Why conservatives and liberals see so differently the results of welfare reform

From micro to macro

(Krieg Barrie)

In our last issue, we profiled five Hope Awards finalists that help people leave poverty. Please go to wng.org/compassion and vote for whichever of those local ministries moves you the most. But I regularly get letters asking about the big, national picture: Do we need to reform the U.S. welfare system, and if so, how?

Some history: On Aug. 22, 1996, President Bill Clinton signed into law a welfare reform bill designed to move most recipients toward work. That was a good step, because all of us are human beings made in God’s image and able to do some kind of creative work. Critics, though, predicted that any get-a-job pressure on parents would lead to starvation of children. 

What’s happened in the 23 years since? It’s hard to get accurate information regarding controversial issues when both sides search for stats to support their views—but the Stanford Center on Poverty and Inequality recently provided evidence that seems reliable. “Leaver studies” that have tracked families who left the welfare rolls during the 1990s show 53-70 percent of them gained and kept jobs. More than half of them worked at least 30 hours per week. Their incomes rose. Employment rates of never-married mothers climbed.

But what about the 30-47 percent of those who did not gain and keep jobs? Some single moms ended up worse off. The deep poverty rate (the percentage of families with income less than 50 percent of the poverty line) changed little. Some victimized themselves with drug use. Others lost jobs during the great recession. 

Government cannot take the place of God. Churches and Christian groups are well placed to help the poorest materially and spiritually, as our Hope Awards regional winners do.

Welfare reform did not change some troubling cultural trends, including the growth of cohabitation rather than marriage. For those with at least a college degree, cohabitation can be emotionally scarring but not economically disastrous: About one-fourth of cohabiting couples transition to marriage each year. But in any given year, only 1 out of 10 cohabiters with less than a high-school degree makes the jump to marriage, down from 3 out of 10 in the early 1990s. Couples without legal ties often create children without engaged dads. 
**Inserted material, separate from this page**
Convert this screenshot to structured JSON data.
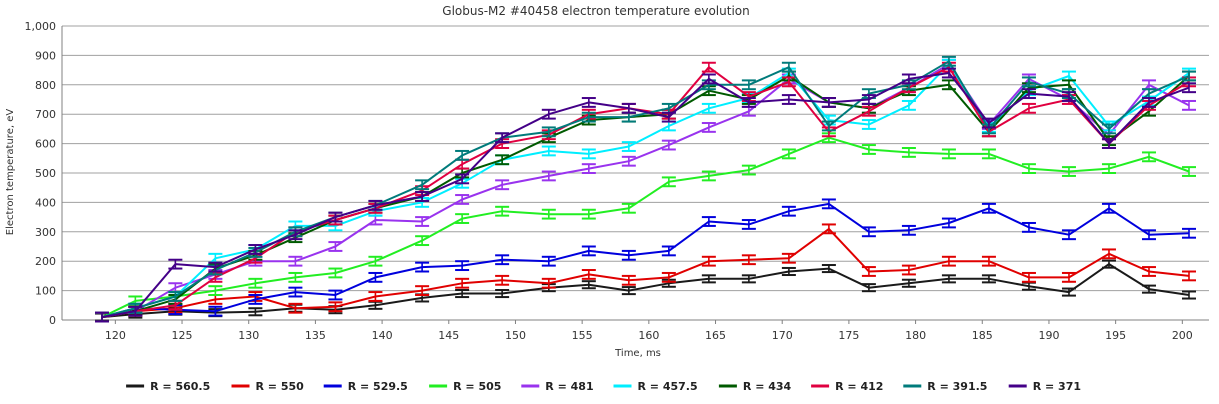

How we interpreted the poverty statistics depended on ideology. Conservatives emphasized the winners, those who left welfare behind. Liberals focused on the losers, poor people who became even poorer. The Christian calling is to help the losers to their feet and show them hope through Christ.

Ideology also ruled appraisal of other reforms, but two programs received general approval. The earned income tax credit made work more rewarding. The Children’s Health Insurance Program improved outcomes for poor pregnant women and children. On health, a large mortality gap remains between rich and poor middle-aged Americans, but that gap largely reflects earlier health history along with drug and alcohol use. 
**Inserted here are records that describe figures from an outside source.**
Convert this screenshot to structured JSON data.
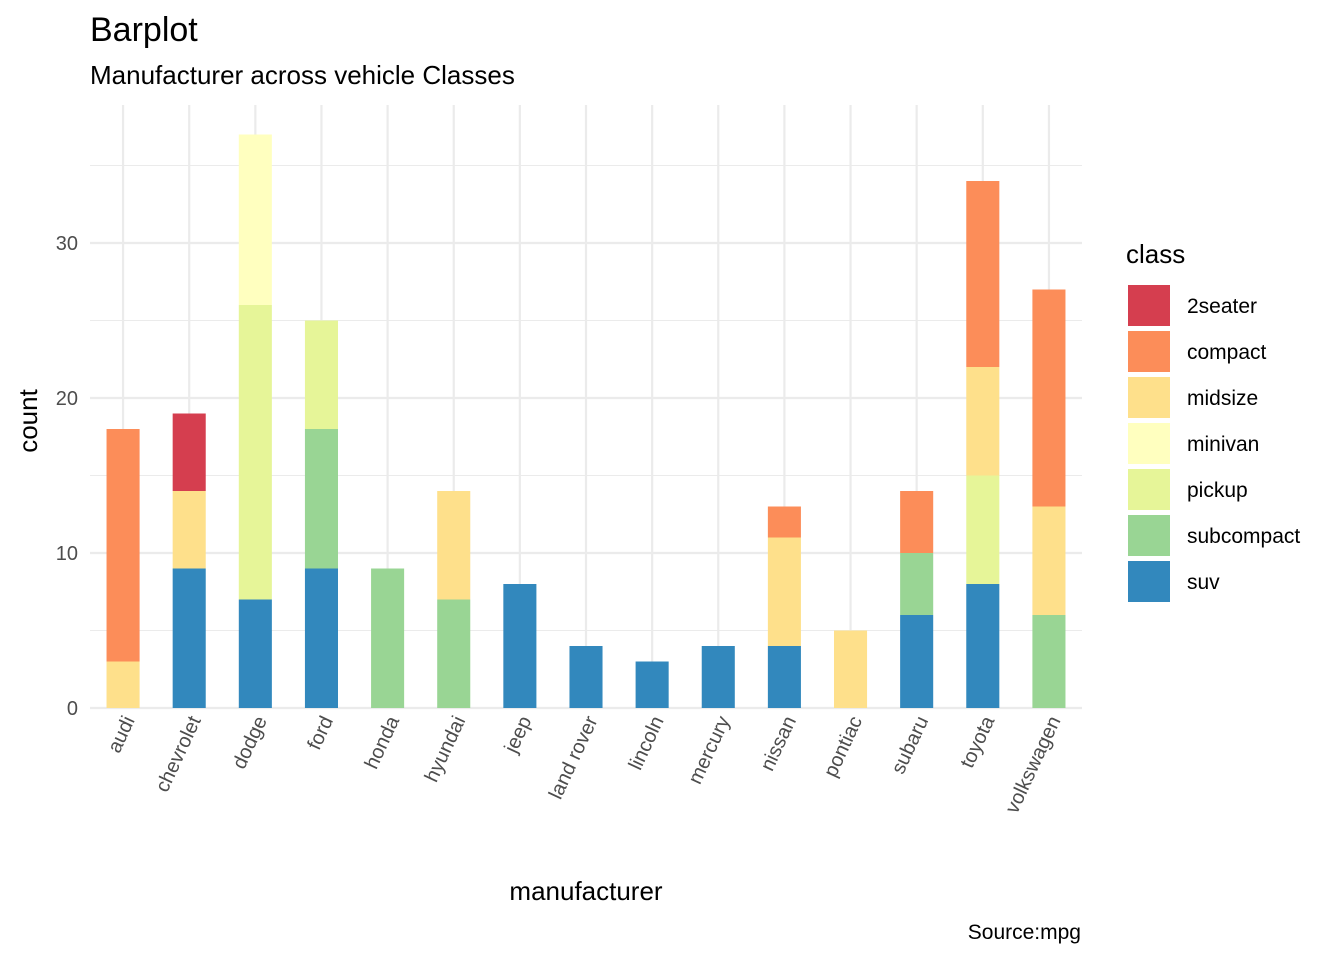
{
  "chart_data": {
    "type": "bar",
    "stacked": true,
    "title": "Barplot",
    "subtitle": "Manufacturer across vehicle Classes",
    "xlabel": "manufacturer",
    "ylabel": "count",
    "caption": "Source:mpg",
    "ylim": [
      0,
      38
    ],
    "yticks": [
      0,
      10,
      20,
      30
    ],
    "grid": true,
    "legend": {
      "title": "class",
      "position": "right"
    },
    "categories": [
      "audi",
      "chevrolet",
      "dodge",
      "ford",
      "honda",
      "hyundai",
      "jeep",
      "land rover",
      "lincoln",
      "mercury",
      "nissan",
      "pontiac",
      "subaru",
      "toyota",
      "volkswagen"
    ],
    "series": [
      {
        "name": "2seater",
        "color": "#D53E4F",
        "values": [
          0,
          5,
          0,
          0,
          0,
          0,
          0,
          0,
          0,
          0,
          0,
          0,
          0,
          0,
          0
        ]
      },
      {
        "name": "compact",
        "color": "#FC8D59",
        "values": [
          15,
          0,
          0,
          0,
          0,
          0,
          0,
          0,
          0,
          0,
          2,
          0,
          4,
          12,
          14
        ]
      },
      {
        "name": "midsize",
        "color": "#FEE08B",
        "values": [
          3,
          5,
          0,
          0,
          0,
          7,
          0,
          0,
          0,
          0,
          7,
          5,
          0,
          7,
          7
        ]
      },
      {
        "name": "minivan",
        "color": "#FFFFBF",
        "values": [
          0,
          0,
          11,
          0,
          0,
          0,
          0,
          0,
          0,
          0,
          0,
          0,
          0,
          0,
          0
        ]
      },
      {
        "name": "pickup",
        "color": "#E6F598",
        "values": [
          0,
          0,
          19,
          7,
          0,
          0,
          0,
          0,
          0,
          0,
          0,
          0,
          0,
          7,
          0
        ]
      },
      {
        "name": "subcompact",
        "color": "#99D594",
        "values": [
          0,
          0,
          0,
          9,
          9,
          7,
          0,
          0,
          0,
          0,
          0,
          0,
          4,
          0,
          6
        ]
      },
      {
        "name": "suv",
        "color": "#3288BD",
        "values": [
          0,
          9,
          7,
          9,
          0,
          0,
          8,
          4,
          3,
          4,
          4,
          0,
          6,
          8,
          0
        ]
      }
    ]
  }
}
Happily, the percentage of U.S. eighth graders using alcohol has fallen by 50 percent since 1996. Smoking by 12th graders has fallen by a third. Teen pregnancy and abortion rates have dropped sharply. Obesity remains a problem, as I saw recently during a visit to a Golden Corral restaurant that offered an all-you-can-eat-buffet for $15: The waistlines of many rotund customers showed their unwillingness to waste any money. But recent national surveys suggest that obesity among children 11 and younger may be falling.
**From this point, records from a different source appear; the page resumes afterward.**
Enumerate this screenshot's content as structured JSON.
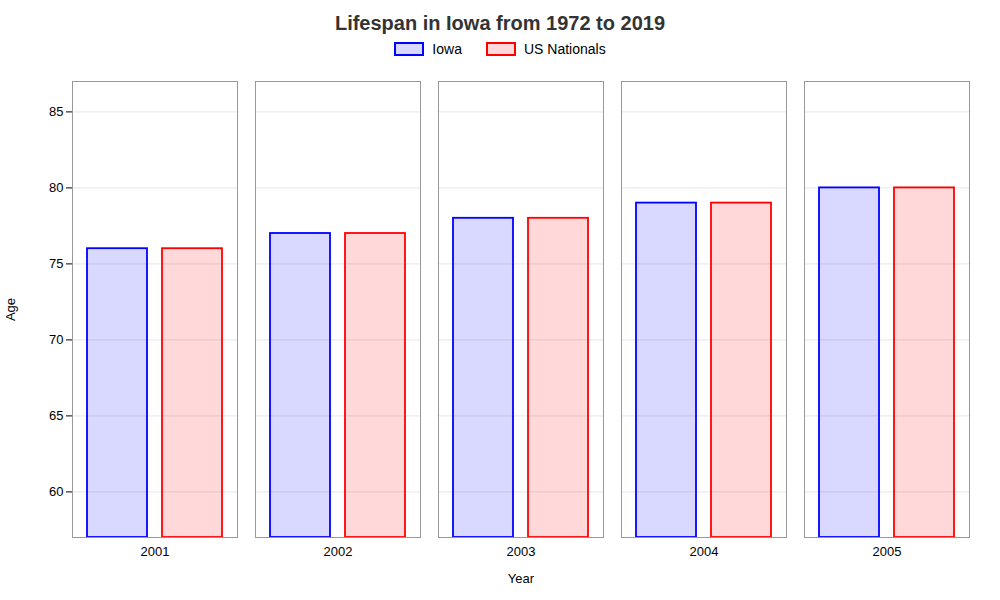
{
  "chart_data": {
    "type": "bar",
    "title": "Lifespan in Iowa from 1972 to 2019",
    "xlabel": "Year",
    "ylabel": "Age",
    "categories": [
      "2001",
      "2002",
      "2003",
      "2004",
      "2005"
    ],
    "series": [
      {
        "name": "Iowa",
        "color": "#0000ff",
        "values": [
          76,
          77,
          78,
          79,
          80
        ]
      },
      {
        "name": "US Nationals",
        "color": "#ff0000",
        "values": [
          76,
          77,
          78,
          79,
          80
        ]
      }
    ],
    "ylim": [
      57,
      87
    ],
    "yticks": [
      60,
      65,
      70,
      75,
      80,
      85
    ],
    "grid": true
  }
}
Articles at the end of the Stanford report by former state-level administrators offered good suggestions for next steps. Tennessee’s Raquel Hatter stressed the need to reduce bureaucracy, simplify Temporary Assistance for Needy Families rules, eliminate fiscal cliffs where earnings increases prematurely reduce benefits, and embrace a two-generation strategy that delivers high-quality education for children and postsecondary training for parents.

Clearly, the fundamental things—strong families and schools that teach good values and make students job-ready—still apply. Nothing works like work. But Stanford savants overlooked what’s most crucial: Government cannot take the place of God. Churches and Christian groups are well placed to help the poorest materially and spiritually, as our Hope Awards regional winners do. 

Christians should not be the caboose on either the liberal or conservative train. It’s three decades since I started writing about poverty and interviewing many homeless individuals, and it’s still the same old story: Government can provide a safety net, but the Christian calling is to offer trampolines.